Anthropic will argue they needed to adjust default settings for cost management or safety reasons. Maybe they found that maximum reasoning tokens were being wasted on simple queries, so adaptive thinking saves compute. Maybe the high effort default was causing latency issues. All plausible justifications.
But none of that excuses the silent change. If you're running a platform that customers are building production systems on, you announce breaking changes. You version your APIs. You give notice. You don't just silently degrade performance and hope nobody notices.
The fact that AMD's team had to run extensive analytics on 234,760 tool calls to discover the degradation is itself a problem. Users shouldn't need to instrument their entire workflow to detect when the AI vendor changed the product underneath them.

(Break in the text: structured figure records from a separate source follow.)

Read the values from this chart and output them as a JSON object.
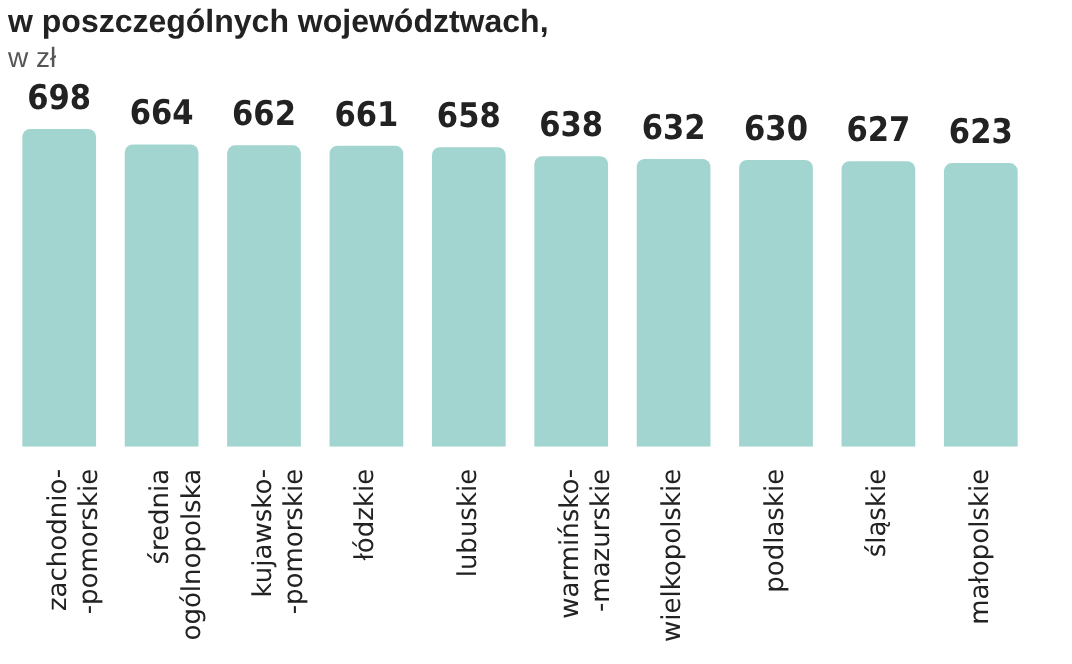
{
  "chart_data": {
    "type": "bar",
    "title": "w poszczególnych województwach,",
    "subtitle": "w zł",
    "categories": [
      "zachodnio-\n-pomorskie",
      "średnia\nogólnopolska",
      "kujawsko-\n-pomorskie",
      "łódzkie",
      "lubuskie",
      "warmińsko-\n-mazurskie",
      "wielkopolskie",
      "podlaskie",
      "śląskie",
      "małopolskie"
    ],
    "values": [
      698,
      664,
      662,
      661,
      658,
      638,
      632,
      630,
      627,
      623
    ],
    "color": "#a2d5cf",
    "data_labels": true,
    "grid": false,
    "legend": false
  }
}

This is the maturity gap in AI infrastructure. In traditional cloud services, AWS doesn't secretly reduce EC2 instance performance to save money. Google Cloud doesn't silently downgrade database throughput. There are SLAs, performance guarantees, and advance notice of changes. AI model providers have none of that.
Users get "we're constantly improving our models" disclaimers and no concrete commitments about capability maintenance. Which means production systems built on AI are fundamentally unstable - the foundation can shift at any moment based on vendor priorities.
The fix is what AMD's team concluded: stay multi-model. Use tools that let you swap between Claude, GPT, and Gemini. Learn prompt engineering patterns that work across models. Test alternatives regularly because rankings shift fast.
Six months ago, Claude Opus stood alone at the top of coding benchmarks. Today, GPT-4o, Gemini 2.0, and even some open source models are competitive. The moat isn't as wide as Anthropic thought, and users are figuring that out.
What this incident really exposes is the illusion of stability in AI tooling. Companies want to treat AI models like stable infrastructure - something you build on and trust to work consistently. But the vendors are still treating them like evolving products that can change without notice.
That fundamental mismatch is going to cause more AMD-style switches until either vendors commit to stability or users accept permanent instability and build accordingly.
The technology is impressive. Claude at high effort really could handle complex engineering tasks. But Anthropic decided cost optimization mattered more than user trust. They made that choice silently, and now they're losing enterprise customers who can't afford to rebuild workflows every time the model changes.
The question isn't whether AI models should evolve. The question is whether vendors should be allowed to change them silently while users' production systems break in real-time.